In the summer I went to see Pablo Bronstein’s performance at Tate Britain, and in a room just off from the Duveen galleries was a display of Walter Sickert pantings. I’ve never been much of a fan of his work (not enough green or foliage) but the paint application and economy of marks stunned me and I spent a long time with the work looking at the way the painting was built up.

Earlier in the year I visited the Fitzwilliam Museum in Cambridge for the first time and enjoyed the wonderful display of 17th, 18th and 19th Century landscape paintings that they have there, especially the smaller works displayed on the balcony that runs around the top of one of the galleries.

I loved Benjamin Senior's exhibition at Bruce Haines, Mayfair and I’m looking forward to going to Amsterdam soon to see Caroline Walker’s show at Grimm Gallery and Avery Singer at the Stedelijk Museum.

  Installation view, Blow Up, Parafin, London 2015

Installation view, Blow Up, Parafin, London 2015

How do you go about naming your work?

With difficulty! I used to give the work more romantic titles but I was concerned I was leading the viewer too much towards a particular response. I try not to tell someone how to view the work so I now title it with the name of the place and a number for the order they were made in the series. I enjoy the names of the places I paint, particularly the Devon hamlets and villages such as Woolfardisworthy, or Columbjohn. There's a place called Zeal Monachorum that I haven't painted yet but would like to because of the name. I find naming a show easier and allow myself more poetic titles such as ‘Time Hangs Heavy’, which was a phrase used in a Robert Goddard book – a crime novel set in the West Country. I also listen to Radio 4 in the studio and write notes on my desk if I hear something I think might be useful.

Tell us a bit about how you spend your day/studio routine, what is your studio like?

I‘m no longer working in a shed. Since graduating 10 years ago I’ve had a studio in Hackney Wick. I’m in a really lovely studio block with artists that have become good friends. We often have coffee or lunch together and pop in and out of each other’s studios to discuss our work. It's a community and I feel really fortunate. Sadly it won’t last forever as the area is changing and a large number of new developments are being built.

I don't really have a routine as it depends on the type of work I’m making but I keep a studio diary where I log the hours that I arrive and leave with brief notes. It can feel very abstract otherwise; I like being able to look back and track what I’ve been doing.

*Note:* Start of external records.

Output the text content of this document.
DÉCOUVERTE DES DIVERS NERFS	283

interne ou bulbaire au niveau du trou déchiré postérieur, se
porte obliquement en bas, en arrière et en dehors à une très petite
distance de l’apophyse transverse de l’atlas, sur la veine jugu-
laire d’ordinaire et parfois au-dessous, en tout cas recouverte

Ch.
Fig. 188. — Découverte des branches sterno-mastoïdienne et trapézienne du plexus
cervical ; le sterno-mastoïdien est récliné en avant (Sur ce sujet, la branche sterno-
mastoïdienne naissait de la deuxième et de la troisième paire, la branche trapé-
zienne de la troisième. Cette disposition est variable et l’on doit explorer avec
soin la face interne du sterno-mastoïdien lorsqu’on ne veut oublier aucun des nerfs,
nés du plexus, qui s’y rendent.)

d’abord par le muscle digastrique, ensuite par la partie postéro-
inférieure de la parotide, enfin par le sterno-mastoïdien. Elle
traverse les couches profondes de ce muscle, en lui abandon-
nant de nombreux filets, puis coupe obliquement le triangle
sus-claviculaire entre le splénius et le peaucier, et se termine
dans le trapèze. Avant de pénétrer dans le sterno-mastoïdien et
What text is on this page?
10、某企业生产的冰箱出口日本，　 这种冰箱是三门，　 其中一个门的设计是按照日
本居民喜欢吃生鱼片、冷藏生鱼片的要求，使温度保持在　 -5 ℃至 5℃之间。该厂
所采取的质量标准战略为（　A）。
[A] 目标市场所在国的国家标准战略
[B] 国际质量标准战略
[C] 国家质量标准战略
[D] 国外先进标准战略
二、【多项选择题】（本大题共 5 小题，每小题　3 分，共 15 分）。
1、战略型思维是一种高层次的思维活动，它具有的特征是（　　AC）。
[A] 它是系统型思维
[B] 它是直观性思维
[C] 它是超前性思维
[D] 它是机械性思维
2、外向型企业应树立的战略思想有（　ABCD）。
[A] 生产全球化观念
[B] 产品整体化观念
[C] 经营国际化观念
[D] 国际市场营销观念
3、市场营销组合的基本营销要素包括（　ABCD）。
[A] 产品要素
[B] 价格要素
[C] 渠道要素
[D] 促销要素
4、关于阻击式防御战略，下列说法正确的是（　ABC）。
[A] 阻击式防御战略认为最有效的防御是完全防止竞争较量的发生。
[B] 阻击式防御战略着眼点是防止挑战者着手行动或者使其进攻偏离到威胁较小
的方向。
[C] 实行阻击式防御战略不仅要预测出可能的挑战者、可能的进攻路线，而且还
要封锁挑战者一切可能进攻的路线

 Not Just Yet, Installation view, Cross gallery, Dublin 2015

What does the future hold for you as an artist? Is there anything new and exciting in the pipeline you would like to tell us about?

I’m in a group exhibition called Landing that opens on the 28th of September with Anna Freeman Bentley and Freya Douglas-Morris. It’s organised by Kristian Day in association with the Herrick Gallery. I’m also in a group exhibition called Solid Gone curated by Mark Beldan that opens on the 29th of September at The Back Room in Holdrons Arcade in Peckham.

Next year I will be doing a project with dalla Rosa and taking part in an exhibition in Poitiers with the Arborealists.

I’m currently working on a new body of work that is much larger and I’m enjoying this change of scale. I’ve also found two new sites that I would like to paint; the field next to Tesco that is soon to be built on in the town I grew up in and sections of the River Lee that run through Hackney Marshes and the Olympic park.